Stellv. Vorsteher Frau Dr. Maxsein: Ich stelle fest,
weitere Wortmeldungen liegen nicht vor. Damit ist die
Generalaussprache geschlossen.
Wir kommen nun zur Einzelaussprache und Abstimmung. Wir wenden uns zunächst der Drucksache 971
zu: Vorlage zur Beschlußfassung über ein Gesetz über
die Wahlen zum Abgeordnetenhaus und zu den Bezirksverordnetenversammlungen am 3. Dezember 1950, und
ziehen hinzu den Beschluß des Verfassungsausschusses
vom 2. August 1950 zur Dringlichkeitsvorlage zur Beschlußfassung über ein Gesetz über die Wahlen zum
Abgeordnetenhaus und zu den Bezirksverordnetenversammlungen am 3. Dezember 1950.
Ich rufe zunächst auf 5 1 , — keine Wortmeldungen,
keine Abänderungsvorschläge. § 2 — ebenfalls nicht. Wir
stimmen ab. Wer den § § 1 und 2 seine Zustimmung
geben will, den bitte ich um das Handzeichen. — Einstimmig angenommen.
Zu § 3 liegen im Beschluß des Verfassungsausschusses
folgende Änderungen vor: im Absatz 3 ist die Zahl 6
auszuschreiben, Absatz 4 und 5 erhalten die Fassung,
die Ihnen hektographiert vorliegt. Wer den § 3 mit den
vorgeschlagenen Änderungen annehmen will, den bitte
ich um das Handzeichen. — Die Gegenprobe! — Mit
Mehrheit angenommen.
§ 4 Buchstabe c erhält folgende Fassung: „wem am
Wahltag auf Grund besatzungsrechtlicher Vorschriften
das Wahlrecht entzogen ist." Wer den § 4 mit der vorgeschlagenen Änderung annehmen will, den bitte ich
um das Handzeichen. — § 4 ist angenommen.
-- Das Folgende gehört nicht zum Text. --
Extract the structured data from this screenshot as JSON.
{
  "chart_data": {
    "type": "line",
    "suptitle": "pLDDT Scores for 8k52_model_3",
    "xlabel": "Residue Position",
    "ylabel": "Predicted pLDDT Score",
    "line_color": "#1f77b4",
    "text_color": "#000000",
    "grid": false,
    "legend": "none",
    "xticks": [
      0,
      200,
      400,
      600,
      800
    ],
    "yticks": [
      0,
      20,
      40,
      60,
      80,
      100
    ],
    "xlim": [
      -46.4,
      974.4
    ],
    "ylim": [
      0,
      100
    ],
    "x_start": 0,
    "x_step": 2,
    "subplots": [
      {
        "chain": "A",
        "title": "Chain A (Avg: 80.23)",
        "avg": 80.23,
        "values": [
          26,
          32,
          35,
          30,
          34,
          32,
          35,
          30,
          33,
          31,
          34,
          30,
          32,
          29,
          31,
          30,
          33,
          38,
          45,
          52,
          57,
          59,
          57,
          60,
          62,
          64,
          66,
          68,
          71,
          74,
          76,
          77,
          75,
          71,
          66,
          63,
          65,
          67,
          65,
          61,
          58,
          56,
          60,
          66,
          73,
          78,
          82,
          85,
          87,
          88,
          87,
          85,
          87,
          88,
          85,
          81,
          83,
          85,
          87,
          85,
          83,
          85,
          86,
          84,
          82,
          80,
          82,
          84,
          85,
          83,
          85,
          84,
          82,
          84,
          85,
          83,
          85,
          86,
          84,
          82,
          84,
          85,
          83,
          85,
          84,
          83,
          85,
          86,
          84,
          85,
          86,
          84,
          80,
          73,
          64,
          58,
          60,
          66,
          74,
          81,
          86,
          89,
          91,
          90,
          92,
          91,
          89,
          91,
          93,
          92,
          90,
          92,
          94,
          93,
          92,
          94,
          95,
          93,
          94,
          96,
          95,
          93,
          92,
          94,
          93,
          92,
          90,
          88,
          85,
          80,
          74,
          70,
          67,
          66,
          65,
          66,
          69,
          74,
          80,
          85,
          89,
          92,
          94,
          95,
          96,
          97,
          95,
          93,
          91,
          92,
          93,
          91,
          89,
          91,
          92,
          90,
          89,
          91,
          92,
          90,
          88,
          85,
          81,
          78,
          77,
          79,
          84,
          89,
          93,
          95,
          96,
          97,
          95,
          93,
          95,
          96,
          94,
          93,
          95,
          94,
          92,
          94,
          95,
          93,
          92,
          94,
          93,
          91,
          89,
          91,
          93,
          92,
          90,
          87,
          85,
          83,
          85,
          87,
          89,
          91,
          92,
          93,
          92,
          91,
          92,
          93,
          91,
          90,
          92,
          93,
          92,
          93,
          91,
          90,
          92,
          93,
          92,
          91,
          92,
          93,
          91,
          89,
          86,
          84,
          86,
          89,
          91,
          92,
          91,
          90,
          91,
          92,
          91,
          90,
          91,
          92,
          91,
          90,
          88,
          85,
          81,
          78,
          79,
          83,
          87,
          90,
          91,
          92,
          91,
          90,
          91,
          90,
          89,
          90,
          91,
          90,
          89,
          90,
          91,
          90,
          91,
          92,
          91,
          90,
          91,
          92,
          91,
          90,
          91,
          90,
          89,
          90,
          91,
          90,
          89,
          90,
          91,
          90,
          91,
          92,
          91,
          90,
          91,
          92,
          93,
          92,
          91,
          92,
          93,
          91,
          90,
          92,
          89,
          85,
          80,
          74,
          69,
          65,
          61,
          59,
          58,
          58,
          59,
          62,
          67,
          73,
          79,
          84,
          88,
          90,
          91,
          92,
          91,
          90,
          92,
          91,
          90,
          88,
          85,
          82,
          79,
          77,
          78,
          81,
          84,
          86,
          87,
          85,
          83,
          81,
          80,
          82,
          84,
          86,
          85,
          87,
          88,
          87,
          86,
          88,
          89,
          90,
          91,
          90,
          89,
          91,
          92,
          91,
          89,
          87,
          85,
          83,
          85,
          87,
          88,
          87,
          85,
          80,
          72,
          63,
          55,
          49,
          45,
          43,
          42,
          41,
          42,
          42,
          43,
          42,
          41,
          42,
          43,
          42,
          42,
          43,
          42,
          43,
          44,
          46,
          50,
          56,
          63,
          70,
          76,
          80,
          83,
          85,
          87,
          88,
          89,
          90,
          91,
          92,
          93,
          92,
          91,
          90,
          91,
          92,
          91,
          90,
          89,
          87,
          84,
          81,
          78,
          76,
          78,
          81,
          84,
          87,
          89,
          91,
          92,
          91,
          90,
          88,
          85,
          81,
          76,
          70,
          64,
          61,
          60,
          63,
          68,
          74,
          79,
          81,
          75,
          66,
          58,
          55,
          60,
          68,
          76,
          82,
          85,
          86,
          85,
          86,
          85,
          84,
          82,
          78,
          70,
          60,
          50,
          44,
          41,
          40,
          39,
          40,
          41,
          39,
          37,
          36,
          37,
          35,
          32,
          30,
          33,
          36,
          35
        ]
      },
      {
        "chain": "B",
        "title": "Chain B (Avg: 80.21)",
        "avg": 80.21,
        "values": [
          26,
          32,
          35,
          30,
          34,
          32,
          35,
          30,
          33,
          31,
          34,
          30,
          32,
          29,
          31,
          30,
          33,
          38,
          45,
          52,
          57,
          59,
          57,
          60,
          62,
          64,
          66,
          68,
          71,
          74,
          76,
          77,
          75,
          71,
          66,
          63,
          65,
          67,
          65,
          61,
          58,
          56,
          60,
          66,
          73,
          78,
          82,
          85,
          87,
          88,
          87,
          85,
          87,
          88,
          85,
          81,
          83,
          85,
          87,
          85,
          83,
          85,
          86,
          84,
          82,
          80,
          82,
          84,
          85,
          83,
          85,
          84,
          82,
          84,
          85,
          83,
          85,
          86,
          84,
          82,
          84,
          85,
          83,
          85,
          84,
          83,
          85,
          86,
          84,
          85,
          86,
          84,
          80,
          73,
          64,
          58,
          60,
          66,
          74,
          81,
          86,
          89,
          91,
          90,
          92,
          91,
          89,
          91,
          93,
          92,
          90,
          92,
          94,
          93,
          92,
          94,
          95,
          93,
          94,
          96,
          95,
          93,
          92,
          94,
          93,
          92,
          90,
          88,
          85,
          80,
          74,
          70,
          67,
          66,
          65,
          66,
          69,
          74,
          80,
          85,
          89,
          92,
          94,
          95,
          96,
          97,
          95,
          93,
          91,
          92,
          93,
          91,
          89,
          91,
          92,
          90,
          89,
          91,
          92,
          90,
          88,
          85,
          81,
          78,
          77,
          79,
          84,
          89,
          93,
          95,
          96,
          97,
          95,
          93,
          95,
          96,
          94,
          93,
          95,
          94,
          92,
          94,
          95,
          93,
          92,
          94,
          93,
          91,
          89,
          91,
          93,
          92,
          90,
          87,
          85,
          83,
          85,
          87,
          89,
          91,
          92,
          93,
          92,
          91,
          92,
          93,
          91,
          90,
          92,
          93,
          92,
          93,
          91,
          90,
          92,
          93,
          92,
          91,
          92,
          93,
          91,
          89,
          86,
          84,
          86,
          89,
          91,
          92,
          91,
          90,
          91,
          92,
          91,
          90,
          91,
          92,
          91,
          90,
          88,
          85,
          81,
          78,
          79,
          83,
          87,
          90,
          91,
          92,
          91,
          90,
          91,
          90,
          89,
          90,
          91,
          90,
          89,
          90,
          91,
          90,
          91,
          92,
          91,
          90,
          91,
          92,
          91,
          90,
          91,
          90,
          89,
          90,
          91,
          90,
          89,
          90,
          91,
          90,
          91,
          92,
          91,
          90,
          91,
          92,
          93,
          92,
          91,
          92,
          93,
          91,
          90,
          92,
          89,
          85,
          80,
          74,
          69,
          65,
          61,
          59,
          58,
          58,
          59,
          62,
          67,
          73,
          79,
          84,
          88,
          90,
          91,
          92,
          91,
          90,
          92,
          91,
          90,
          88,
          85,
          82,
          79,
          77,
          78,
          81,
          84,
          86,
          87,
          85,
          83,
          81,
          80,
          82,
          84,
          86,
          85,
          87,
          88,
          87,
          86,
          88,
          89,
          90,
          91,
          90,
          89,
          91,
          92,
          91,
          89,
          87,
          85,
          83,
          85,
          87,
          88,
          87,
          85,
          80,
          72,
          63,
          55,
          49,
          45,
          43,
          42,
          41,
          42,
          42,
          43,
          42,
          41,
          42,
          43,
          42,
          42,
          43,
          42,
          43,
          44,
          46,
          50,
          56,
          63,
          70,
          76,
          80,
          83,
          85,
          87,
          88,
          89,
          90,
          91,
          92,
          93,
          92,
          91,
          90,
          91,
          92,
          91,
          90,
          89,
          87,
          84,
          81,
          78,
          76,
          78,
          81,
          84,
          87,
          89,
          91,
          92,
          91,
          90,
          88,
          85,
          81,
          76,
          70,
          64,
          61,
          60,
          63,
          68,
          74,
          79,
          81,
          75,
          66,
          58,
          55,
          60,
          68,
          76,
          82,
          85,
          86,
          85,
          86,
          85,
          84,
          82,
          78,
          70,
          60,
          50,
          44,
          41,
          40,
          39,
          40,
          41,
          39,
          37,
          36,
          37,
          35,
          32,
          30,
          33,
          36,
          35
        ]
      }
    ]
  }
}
§ 5, — keine Wortmeldungen, keine Abänderungsvorschläge. Wer den § 5 unverändert annehmen möchte,
den bitte ich um das Handzeichen. — Einstimmig angenommen.
In § 6 erhält die bisherige Fassung die, Bezeichnung
Absatz „(1)" vorangestellt, und es folgt dann ein neuer
Absatz 2, der Ihnen hektographiert vorliegt. Wer den
§ 6 mit dieser Änderung annehmen möchte, den bitte
ich um das Handzeichen. — Das ist einstimmig angenommen.
In § 7 ist der bisherigen Fassung die Bezeichnung
Absatz „(1)" voranzustellen und ein neuer Absatz 2,
der Ihnen im Wortlaut vorliegt, hinzuzufügen. Wer den
§ 7 mit dieser Änderung annehmen will, den bitte ich
um das Handzeichen. — Einstimmig angenommen.
§ 8, — keine Wortmeldungen, keine Abänderungsvorschläge. Wer ihn unverändert annehmen will, den
bitte ich um das Handzeichen.
(Unruhe.)
— Darf ich um Aufmerksamkeit bitten! Es handelt
sich doch um eine Angelegenheit, die die Berliner alle
interessieren sollte. — Darf ich noch einmal sagen: Wer
den § 8 unverändert annehmen möchte, den bitte ich
um das Handzeichen. — Einstimmig angenommen.